Cybercrime and online child sexual abuse

The theme of this CCPCJ was cybercrime: ‘Strengthening the use of digital evidence in criminal justice and countering cybercrime, including the abuse and exploitation of minors in illegal activities with the use of the Internet.’

The UK tabled a resolution aimed at improving responses to sexual exploitation and abuse of minors, focused mainly on the online environment. The adopted resolution encourages countries to enhance the prevention, detection, reporting and removal of online child sexual exploitation and abuse material in various ways: through police cooperation, by working with the private sector and by developing common understandings of terminology and datasets.

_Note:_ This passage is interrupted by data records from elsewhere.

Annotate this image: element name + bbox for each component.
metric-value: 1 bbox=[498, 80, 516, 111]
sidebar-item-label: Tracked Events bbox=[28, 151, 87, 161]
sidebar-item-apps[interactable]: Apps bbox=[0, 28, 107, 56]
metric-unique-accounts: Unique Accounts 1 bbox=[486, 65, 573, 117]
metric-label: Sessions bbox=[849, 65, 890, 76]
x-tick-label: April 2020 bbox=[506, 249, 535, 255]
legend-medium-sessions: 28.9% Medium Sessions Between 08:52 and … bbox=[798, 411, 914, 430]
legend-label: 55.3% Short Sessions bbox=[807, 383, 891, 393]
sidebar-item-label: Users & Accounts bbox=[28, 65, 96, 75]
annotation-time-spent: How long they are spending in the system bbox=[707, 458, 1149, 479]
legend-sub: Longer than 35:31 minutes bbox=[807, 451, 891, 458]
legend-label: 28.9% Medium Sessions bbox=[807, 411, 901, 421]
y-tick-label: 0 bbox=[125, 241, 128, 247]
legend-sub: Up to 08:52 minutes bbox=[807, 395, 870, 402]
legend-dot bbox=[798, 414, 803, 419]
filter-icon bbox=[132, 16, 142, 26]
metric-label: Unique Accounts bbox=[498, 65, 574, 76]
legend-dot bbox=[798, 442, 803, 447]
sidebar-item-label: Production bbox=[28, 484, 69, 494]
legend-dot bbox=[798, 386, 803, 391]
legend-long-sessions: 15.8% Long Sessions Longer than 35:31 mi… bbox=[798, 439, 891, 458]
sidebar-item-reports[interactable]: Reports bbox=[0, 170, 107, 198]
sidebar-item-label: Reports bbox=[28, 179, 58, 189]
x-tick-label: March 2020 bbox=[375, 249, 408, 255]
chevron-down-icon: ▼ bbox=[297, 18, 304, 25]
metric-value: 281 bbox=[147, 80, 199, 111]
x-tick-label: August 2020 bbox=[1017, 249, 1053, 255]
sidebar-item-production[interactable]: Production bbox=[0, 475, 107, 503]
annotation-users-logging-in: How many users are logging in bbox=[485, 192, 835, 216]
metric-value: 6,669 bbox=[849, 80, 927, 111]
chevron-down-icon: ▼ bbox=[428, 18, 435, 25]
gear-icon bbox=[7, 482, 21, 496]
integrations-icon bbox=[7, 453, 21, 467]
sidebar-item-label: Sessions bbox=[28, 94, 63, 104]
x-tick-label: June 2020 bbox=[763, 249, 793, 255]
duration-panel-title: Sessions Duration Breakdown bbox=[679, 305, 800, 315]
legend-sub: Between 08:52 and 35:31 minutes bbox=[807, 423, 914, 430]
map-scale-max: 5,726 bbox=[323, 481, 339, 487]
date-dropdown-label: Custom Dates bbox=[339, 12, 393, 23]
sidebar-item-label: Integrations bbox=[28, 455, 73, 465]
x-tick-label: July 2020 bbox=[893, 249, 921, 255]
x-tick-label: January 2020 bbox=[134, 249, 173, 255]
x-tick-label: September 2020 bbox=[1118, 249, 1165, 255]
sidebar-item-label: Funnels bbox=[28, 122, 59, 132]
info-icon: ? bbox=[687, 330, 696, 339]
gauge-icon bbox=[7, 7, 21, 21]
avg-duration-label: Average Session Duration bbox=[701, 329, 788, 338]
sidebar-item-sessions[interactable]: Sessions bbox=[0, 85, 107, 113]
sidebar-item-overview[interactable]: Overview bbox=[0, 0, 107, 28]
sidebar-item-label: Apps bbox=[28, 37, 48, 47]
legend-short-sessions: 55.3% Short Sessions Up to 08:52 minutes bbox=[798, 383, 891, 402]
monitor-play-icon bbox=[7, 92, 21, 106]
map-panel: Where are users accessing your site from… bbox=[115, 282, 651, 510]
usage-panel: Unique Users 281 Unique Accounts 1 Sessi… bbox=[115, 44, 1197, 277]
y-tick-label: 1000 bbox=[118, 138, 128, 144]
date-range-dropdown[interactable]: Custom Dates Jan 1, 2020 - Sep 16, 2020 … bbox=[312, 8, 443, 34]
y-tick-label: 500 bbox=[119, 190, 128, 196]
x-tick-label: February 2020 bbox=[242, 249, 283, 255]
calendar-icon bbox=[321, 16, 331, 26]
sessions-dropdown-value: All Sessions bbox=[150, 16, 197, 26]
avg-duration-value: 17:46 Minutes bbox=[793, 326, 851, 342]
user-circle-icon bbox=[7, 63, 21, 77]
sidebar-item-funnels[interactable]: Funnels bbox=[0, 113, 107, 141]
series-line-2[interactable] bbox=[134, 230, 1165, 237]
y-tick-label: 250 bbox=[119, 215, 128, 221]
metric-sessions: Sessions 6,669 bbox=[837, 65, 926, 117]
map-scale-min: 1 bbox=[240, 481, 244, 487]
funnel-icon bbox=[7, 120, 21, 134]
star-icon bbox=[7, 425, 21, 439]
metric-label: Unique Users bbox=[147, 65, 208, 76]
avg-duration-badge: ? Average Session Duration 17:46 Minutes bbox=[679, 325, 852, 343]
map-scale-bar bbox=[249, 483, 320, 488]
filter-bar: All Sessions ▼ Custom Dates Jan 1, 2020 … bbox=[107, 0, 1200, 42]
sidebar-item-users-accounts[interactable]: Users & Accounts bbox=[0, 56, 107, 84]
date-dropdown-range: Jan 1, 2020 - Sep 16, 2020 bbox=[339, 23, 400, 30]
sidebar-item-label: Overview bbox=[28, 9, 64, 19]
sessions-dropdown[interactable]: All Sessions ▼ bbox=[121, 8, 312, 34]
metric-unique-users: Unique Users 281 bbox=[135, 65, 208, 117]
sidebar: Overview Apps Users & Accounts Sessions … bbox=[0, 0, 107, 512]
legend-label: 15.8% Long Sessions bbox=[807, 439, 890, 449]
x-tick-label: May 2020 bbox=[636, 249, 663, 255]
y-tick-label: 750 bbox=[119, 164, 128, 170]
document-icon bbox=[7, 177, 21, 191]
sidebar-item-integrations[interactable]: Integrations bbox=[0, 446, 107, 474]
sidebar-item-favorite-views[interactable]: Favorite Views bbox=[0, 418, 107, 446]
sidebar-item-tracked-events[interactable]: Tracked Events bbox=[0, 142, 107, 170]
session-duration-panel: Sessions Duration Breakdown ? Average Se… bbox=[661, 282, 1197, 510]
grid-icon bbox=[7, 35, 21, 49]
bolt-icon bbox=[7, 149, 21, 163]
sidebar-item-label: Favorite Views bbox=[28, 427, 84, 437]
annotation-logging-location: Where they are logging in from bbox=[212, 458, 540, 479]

The resolution has focused the Vienna diplomatic community on this issue as they warm up for the next session (30 May to 10 June) of the UN Ad Hoc Committee, which is negotiating a new legal instrument on cybercrime.

During the plenary debates on the CCPCJ’s theme, delegations and civil society were able to discuss both the ongoing treaty negotiations and online child sexual abuse and exploitation. The coming months will reveal how the Ad Hoc Committee negotiations will respond to these issues put forward through this resolution adopted at the CCPCJ.

UN Crime Congress in 2026, but no takers to host it

The Crime Congress has relevance and importance as a forum for exchange between member states and civil society on overarching UN and national responses to organized crime. Normally shortly after the Crime Congress, a new host country is found for the next one five years later. This time, following the 2021 congress in Kyoto, the CCPCJ were only able to agree on a new date, not a host country.

That there is not yet a country willing to take a leadership position (and, of course, foot the bill) for the next congress could well be a reflection of the strains placed on the diplomatic system in Vienna by the burden of meetings and conferences under the UNODC, coupled with other conflicting, high-priority issues and geopolitical tensions that governments currently face.